A situação está colocando o governo numa “sinuca de bico”, por causa de uma sucessão de equívocos e omissões sobre a execução de um projeto bem intencionado. Depois de consumir cerca de R$ 1,2 milhão, a implantação da ciclofaixa no centro do Guará II aguarda uma solução, que passa por dois caminhos: a demolição completa do que já foi feito, com o prejuízo do que foi gasto, ou a readaptação do projeto para tentar amenizar a ira da maioria de moradores e motoristas da cidade.
Nas duas reuniões com os moradores, os representantes do governo até tentaram salvar a obra ou parte dela, mas sentiram que a missão é quase impossível, principalmente em ano eleitoral. Nessas reuniões, os técnicos mal conseguiram explicar o projeto e as propostas para amenizar os impactos e foram logo hostilizados por líderes comunitários e moradores, indignados com a retirada de espaço dos veículos e com a falta de comunicação do que foi projetado e estava sendo feito. Quase calados, os técnicos tiveram que ouvir críticas duras e insultos, alguns acima do razoável.
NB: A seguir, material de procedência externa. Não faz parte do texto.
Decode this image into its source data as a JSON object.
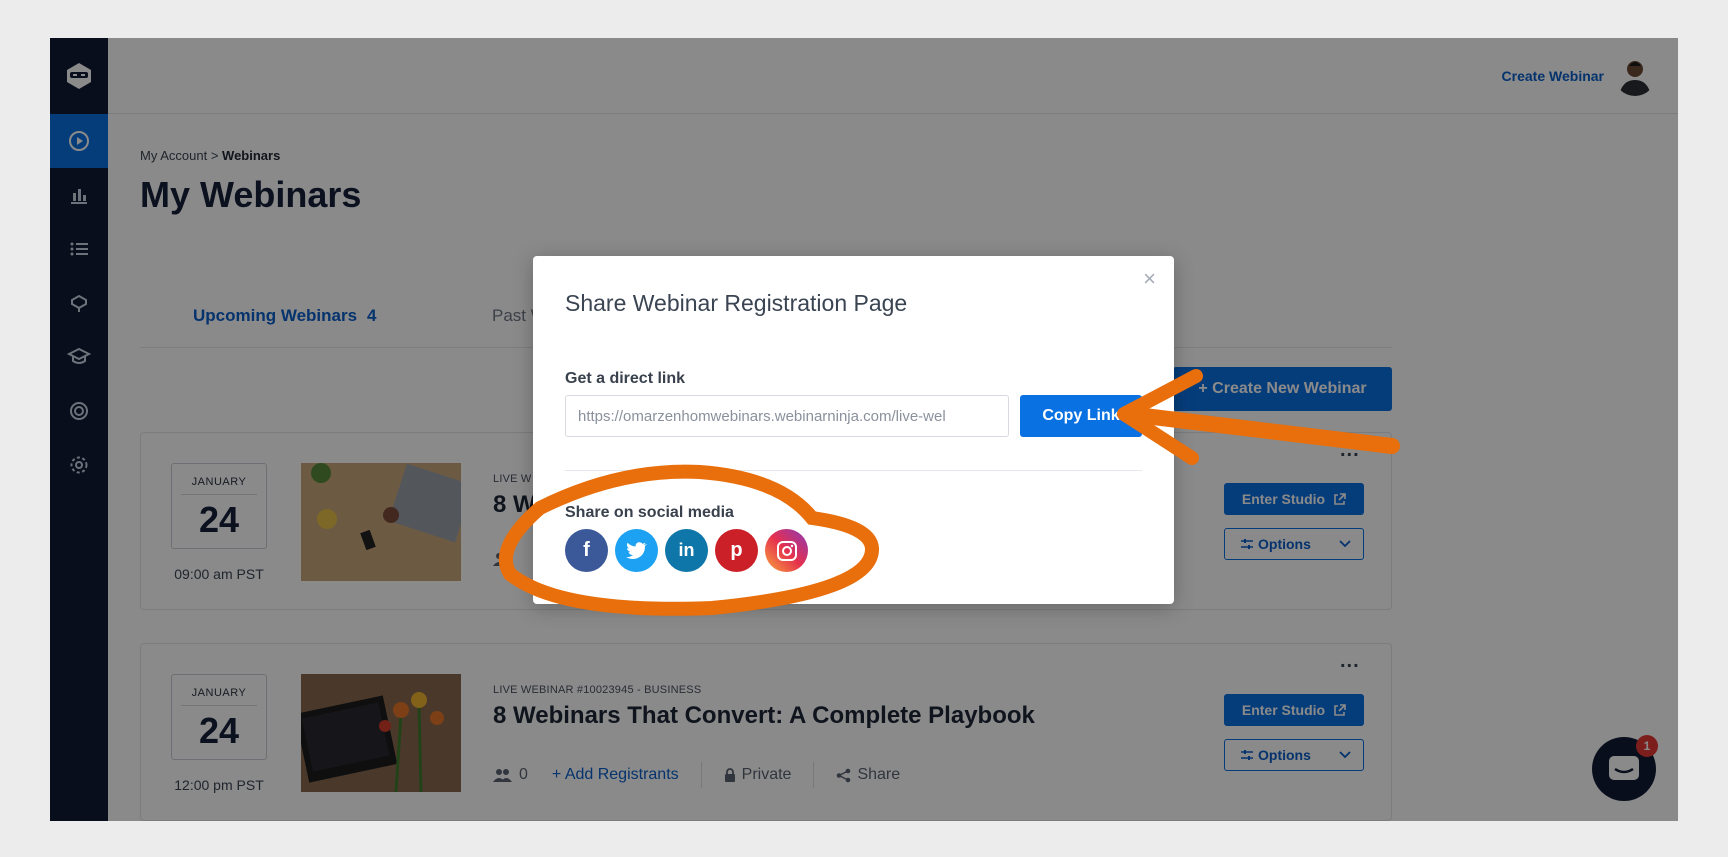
{
  "header": {
    "create_webinar_link": "Create Webinar"
  },
  "breadcrumb": {
    "parent": "My Account",
    "separator": " > ",
    "current": "Webinars"
  },
  "page_title": "My Webinars",
  "tabs": [
    {
      "label": "Upcoming Webinars",
      "count": "4"
    },
    {
      "label": "Past W"
    }
  ],
  "create_new_button": "+ Create New Webinar",
  "webinars": [
    {
      "month": "JANUARY",
      "day": "24",
      "time": "09:00 am PST",
      "meta": "LIVE W",
      "title": "8 W",
      "enter_studio": "Enter Studio",
      "options": "Options"
    },
    {
      "month": "JANUARY",
      "day": "24",
      "time": "12:00 pm PST",
      "meta": "LIVE WEBINAR #10023945 - BUSINESS",
      "title": "8 Webinars That Convert: A Complete Playbook",
      "registrants": "0",
      "add_registrants": "+ Add Registrants",
      "privacy": "Private",
      "share": "Share",
      "enter_studio": "Enter Studio",
      "options": "Options"
    }
  ],
  "more_menu": "...",
  "chat": {
    "badge": "1"
  },
  "modal": {
    "title": "Share Webinar Registration Page",
    "close": "×",
    "direct_link_label": "Get a direct link",
    "link_value": "https://omarzenhomwebinars.webinarninja.com/live-wel",
    "copy_button": "Copy Link",
    "social_label": "Share on social media",
    "socials": [
      {
        "name": "facebook",
        "glyph": "f"
      },
      {
        "name": "twitter",
        "glyph": "t"
      },
      {
        "name": "linkedin",
        "glyph": "in"
      },
      {
        "name": "pinterest",
        "glyph": "p"
      },
      {
        "name": "instagram",
        "glyph": ""
      }
    ]
  },
  "colors": {
    "sidebar": "#0f1b32",
    "primary": "#0a71e3",
    "annotation": "#e86f0c"
  }
}
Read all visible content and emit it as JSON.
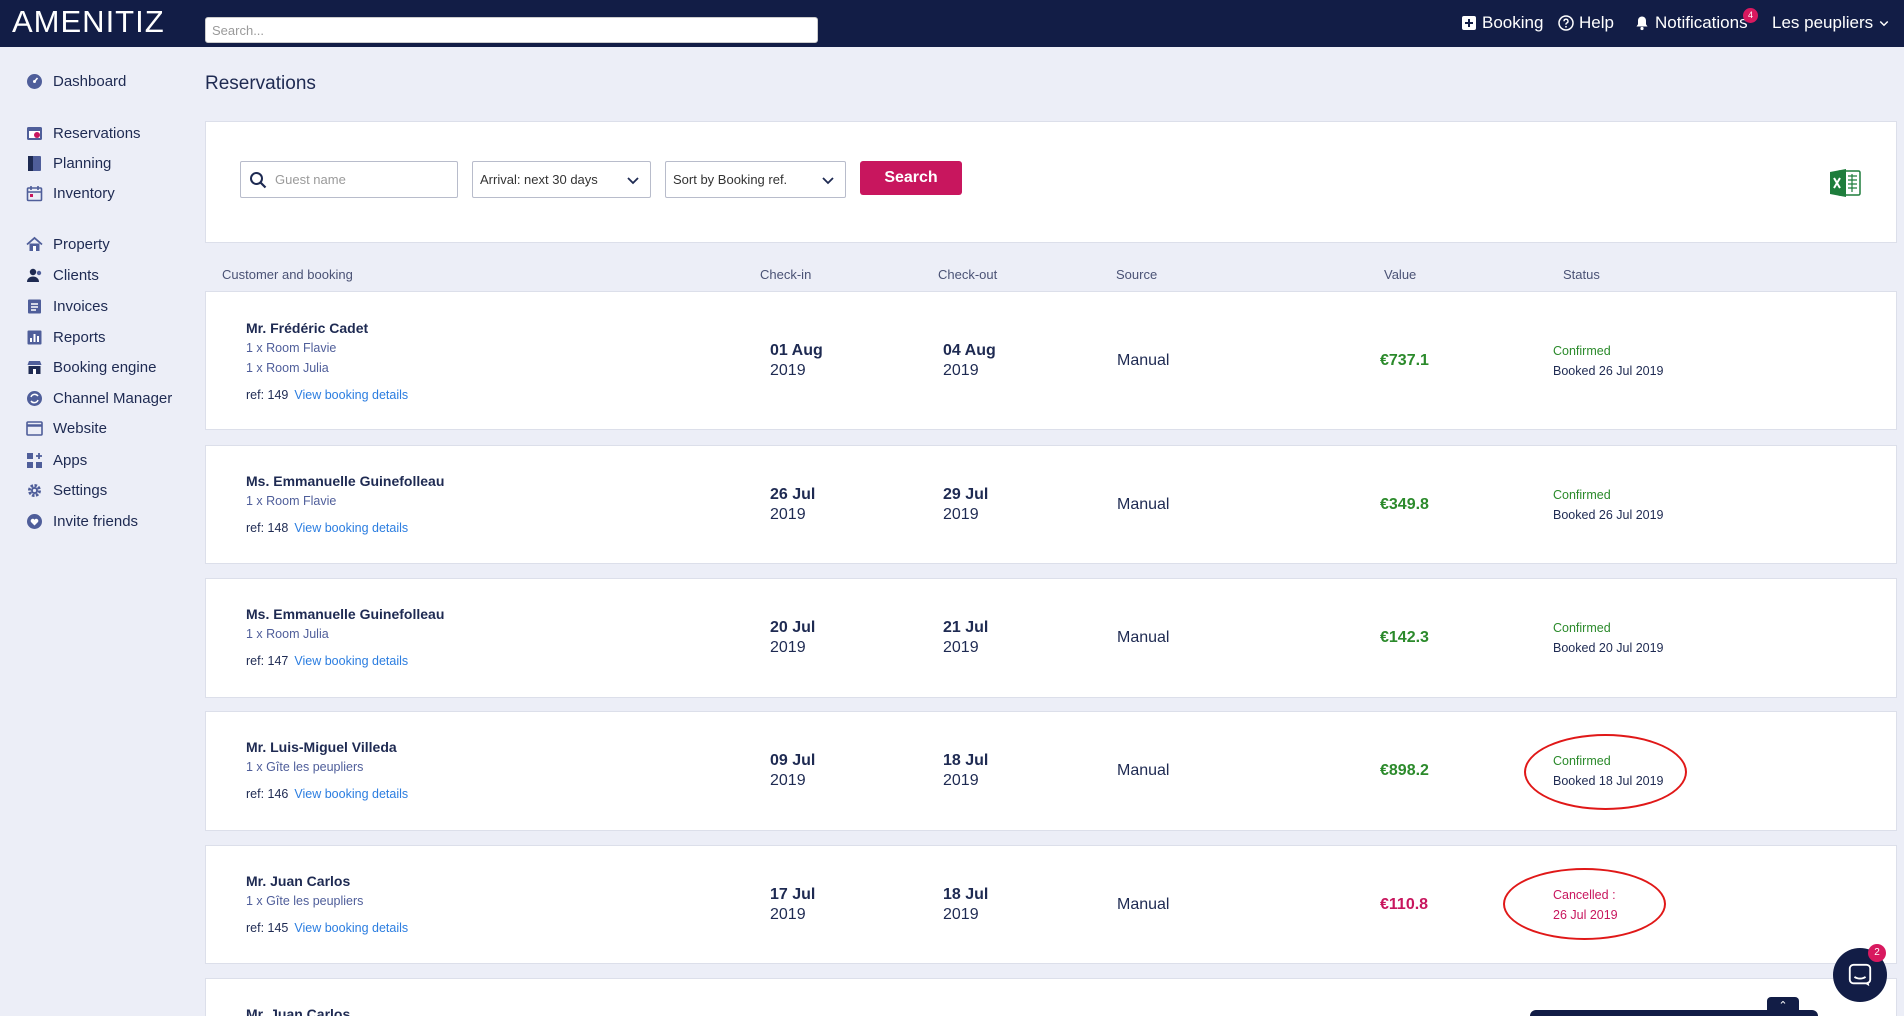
{
  "app": {
    "logo": "AMENITIZ"
  },
  "topbar": {
    "search_placeholder": "Search...",
    "booking_label": "Booking",
    "help_label": "Help",
    "notifications_label": "Notifications",
    "notifications_count": "4",
    "property_name": "Les peupliers"
  },
  "sidebar": {
    "items": [
      {
        "label": "Dashboard",
        "icon": "dashboard-icon"
      },
      {
        "label": "Reservations",
        "icon": "reservations-icon"
      },
      {
        "label": "Planning",
        "icon": "planning-icon"
      },
      {
        "label": "Inventory",
        "icon": "inventory-icon"
      },
      {
        "label": "Property",
        "icon": "home-icon"
      },
      {
        "label": "Clients",
        "icon": "clients-icon"
      },
      {
        "label": "Invoices",
        "icon": "invoices-icon"
      },
      {
        "label": "Reports",
        "icon": "reports-icon"
      },
      {
        "label": "Booking engine",
        "icon": "booking-engine-icon"
      },
      {
        "label": "Channel Manager",
        "icon": "channel-manager-icon"
      },
      {
        "label": "Website",
        "icon": "website-icon"
      },
      {
        "label": "Apps",
        "icon": "apps-icon"
      },
      {
        "label": "Settings",
        "icon": "gear-icon"
      },
      {
        "label": "Invite friends",
        "icon": "heart-icon"
      }
    ]
  },
  "page": {
    "title": "Reservations"
  },
  "filters": {
    "guest_placeholder": "Guest name",
    "arrival_value": "Arrival: next 30 days",
    "sort_value": "Sort by Booking ref.",
    "search_label": "Search"
  },
  "columns": {
    "customer": "Customer and booking",
    "checkin": "Check-in",
    "checkout": "Check-out",
    "source": "Source",
    "value": "Value",
    "status": "Status"
  },
  "colors": {
    "topbar": "#121d46",
    "accent": "#c8165e",
    "confirmed": "#2b8a2b",
    "cancelled": "#c8165e",
    "link": "#2b7de0"
  },
  "reservations": [
    {
      "name": "Mr. Frédéric Cadet",
      "rooms": [
        "1 x Room Flavie",
        "1 x Room Julia"
      ],
      "ref": "ref: 149",
      "details_link": "View booking details",
      "checkin_day": "01 Aug",
      "checkin_year": "2019",
      "checkout_day": "04 Aug",
      "checkout_year": "2019",
      "source": "Manual",
      "value": "€737.1",
      "status": "Confirmed",
      "status_detail": "Booked 26 Jul 2019"
    },
    {
      "name": "Ms. Emmanuelle Guinefolleau",
      "rooms": [
        "1 x Room Flavie"
      ],
      "ref": "ref: 148",
      "details_link": "View booking details",
      "checkin_day": "26 Jul",
      "checkin_year": "2019",
      "checkout_day": "29 Jul",
      "checkout_year": "2019",
      "source": "Manual",
      "value": "€349.8",
      "status": "Confirmed",
      "status_detail": "Booked 26 Jul 2019"
    },
    {
      "name": "Ms. Emmanuelle Guinefolleau",
      "rooms": [
        "1 x Room Julia"
      ],
      "ref": "ref: 147",
      "details_link": "View booking details",
      "checkin_day": "20 Jul",
      "checkin_year": "2019",
      "checkout_day": "21 Jul",
      "checkout_year": "2019",
      "source": "Manual",
      "value": "€142.3",
      "status": "Confirmed",
      "status_detail": "Booked 20 Jul 2019"
    },
    {
      "name": "Mr. Luis-Miguel Villeda",
      "rooms": [
        "1 x Gîte les peupliers"
      ],
      "ref": "ref: 146",
      "details_link": "View booking details",
      "checkin_day": "09 Jul",
      "checkin_year": "2019",
      "checkout_day": "18 Jul",
      "checkout_year": "2019",
      "source": "Manual",
      "value": "€898.2",
      "status": "Confirmed",
      "status_detail": "Booked 18 Jul 2019"
    },
    {
      "name": "Mr. Juan Carlos",
      "rooms": [
        "1 x Gîte les peupliers"
      ],
      "ref": "ref: 145",
      "details_link": "View booking details",
      "checkin_day": "17 Jul",
      "checkin_year": "2019",
      "checkout_day": "18 Jul",
      "checkout_year": "2019",
      "source": "Manual",
      "value": "€110.8",
      "status": "Cancelled :",
      "status_detail": "26 Jul 2019"
    },
    {
      "name": "Mr. Juan Carlos"
    }
  ],
  "chat": {
    "badge": "2"
  }
}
Insatisfação da comunidade
O clima das reuniões refletiu o descontentamento da maioria da população guaraense com as interferências no trânsito, manifestado nas redes sociais. O clima chegou a tal ponto que a população – especialmente as lideranças comunitárias -, sequer aceita ouvir as propostas que o governo tenta apresentar para amenizar os impactos e só concorda com a demolição completa do que já foi feito no trecho 1, na QI 23. Em relação aos trechos 2 e 3 do projeto, entre a 4ª. Delegacia de Polícia e o edifício Pedro Teixeira, no final do Guará II, nem se discute mais, porque o próprio governo já desistiu de aproveitá-lo, diante da virulenta resistência das lideranças e dos moradores.
Enquanto afaga o movimento que protesta contra a obra ao decidir pela sua interrupção, o governo esbarra em duas outras dificuldades, a primeira delas de ordem legal, porque a obra é uma compensação urbanística, que está sendo paga pelas incorporadoras que construíram grandes edifícios na orla e no centro do Guará II no período de 2008 e 2010 e foi negociada à época pelo Ministério Público com o então Governo Arruda. Como não foi executada desde então por falta de providências dos governos subsequentes de Wilson Lima e Rogério Rosso (tampões), depois de Agnelo Queiroz e Rodrigo Rollemberg, que tinham a responsabilidade de apresentar os projetos da compensação, o Tribunal de Contas do Distrito Federal resolveu intervir e exigir que o Governo Ibaneis cumprisse o acordo com as incorporadoras. Mas, para atender à exigência do TCDF, o governo atual resolveu lançar mão do projeto elaborado na época por técnicos da então Secretaria de Habitação, atual Seduh, portanto há quase 12 anos, aprovado por uma Comissão formada por representantes da própria Secretaria, da Secretaria de Transportes (atual Secretaria de Mobilidade) e do Detran, sem a preocupação de atualizá-lo para a realidade atual da cidade.